Arkansas’ Succeed Scholarship Program for Students with Disabilities is the state’s first school choice program. This school voucher program was enacted in 2015 and launched for the use of families in 2016. Learn more about the program’s details on this page, including eligibility, funding, regulations and more.
Reduces eligibility requirements for dependents of active-duty members of the military
20 participating students (Fall 2016)
13 percent of students eligible statewide
17 participating schools (Fall 2016)
Average voucher value: $6,646 (2016–17)
Value as a percentage of public school per-student spending: 69 percent
Arkansas provides vouchers to students with disabilities and dependents of active-duty members of the military who have an Individualized Education Plan (IEP) to attend private school.

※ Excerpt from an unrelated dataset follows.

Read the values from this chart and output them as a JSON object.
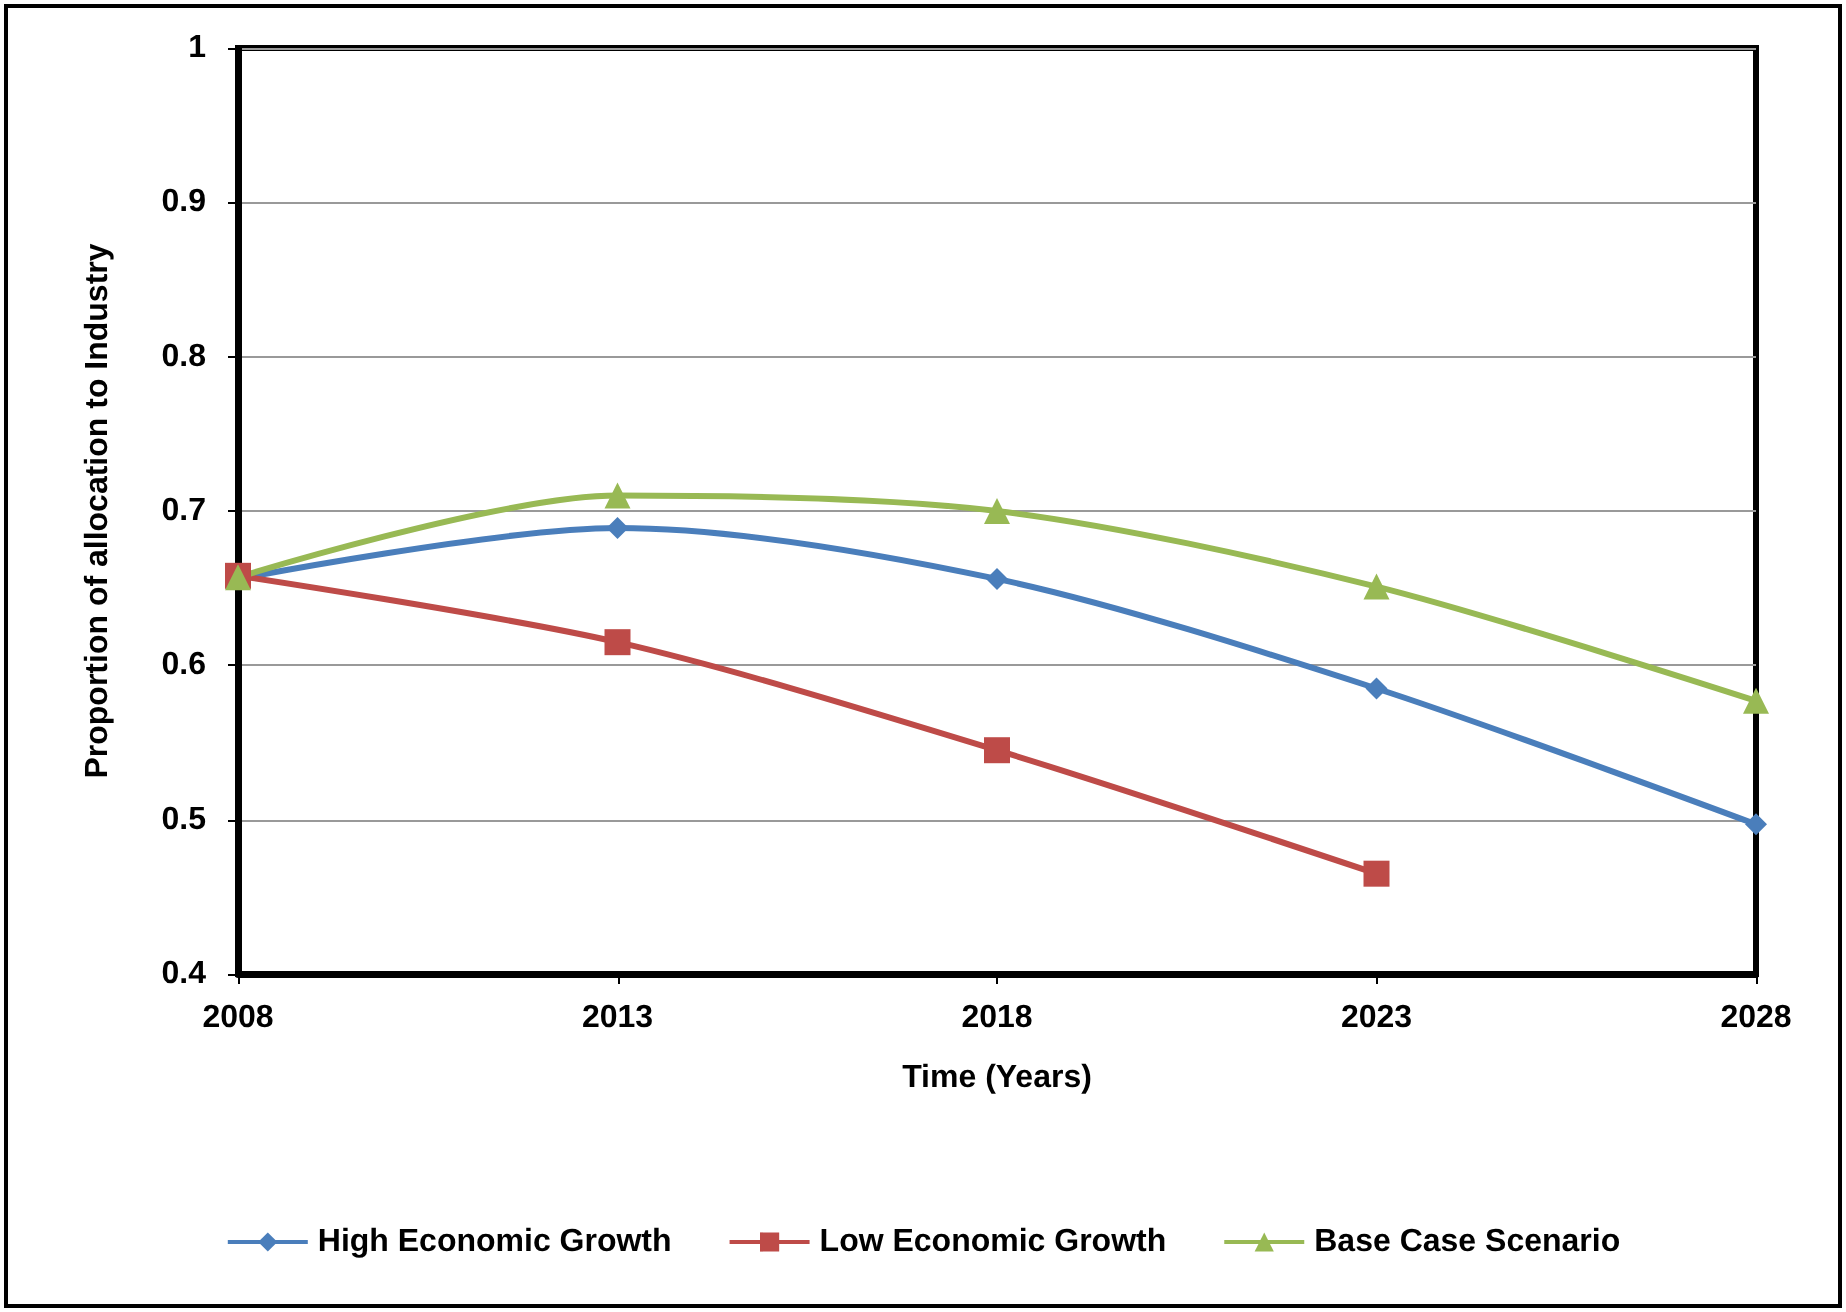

Each student’s voucher is funded at the public school foundation funding amount for the current school year ($6,646 in 2016–17), up to but not exceeding the amount of tuition and fees at the private school.
Students must be accepted to a private school, have an Individualized Education Plan (IEP) and be either (A) enrolled in an Arkansas public school for at least one year or (B) dependents of active-duty members of the military. For the 2016–17 school year, the program shall be limited to 100 students.
In the state where black students were first able to receive quality education through the integration of public schools, the passage of Arkansas’ Succeed Scholarship Program for Students with Disabilities has become another historical milestone for educational opportunity. However, it is just one step. Eligibility for this program is too restrictive for Arkansas students. It should reflect the message of Little Rock: all students should be eligible for a scholarship to attend any school of choice. Further, the funding of the program is maxed at 69 percent of public school per-student spending. This cap should be raised to allow students greater purchasing power and access to more schooling options.
Ark. Code Ann. §§ 6-41-801 through 807
No legal challenges have been filed against the program.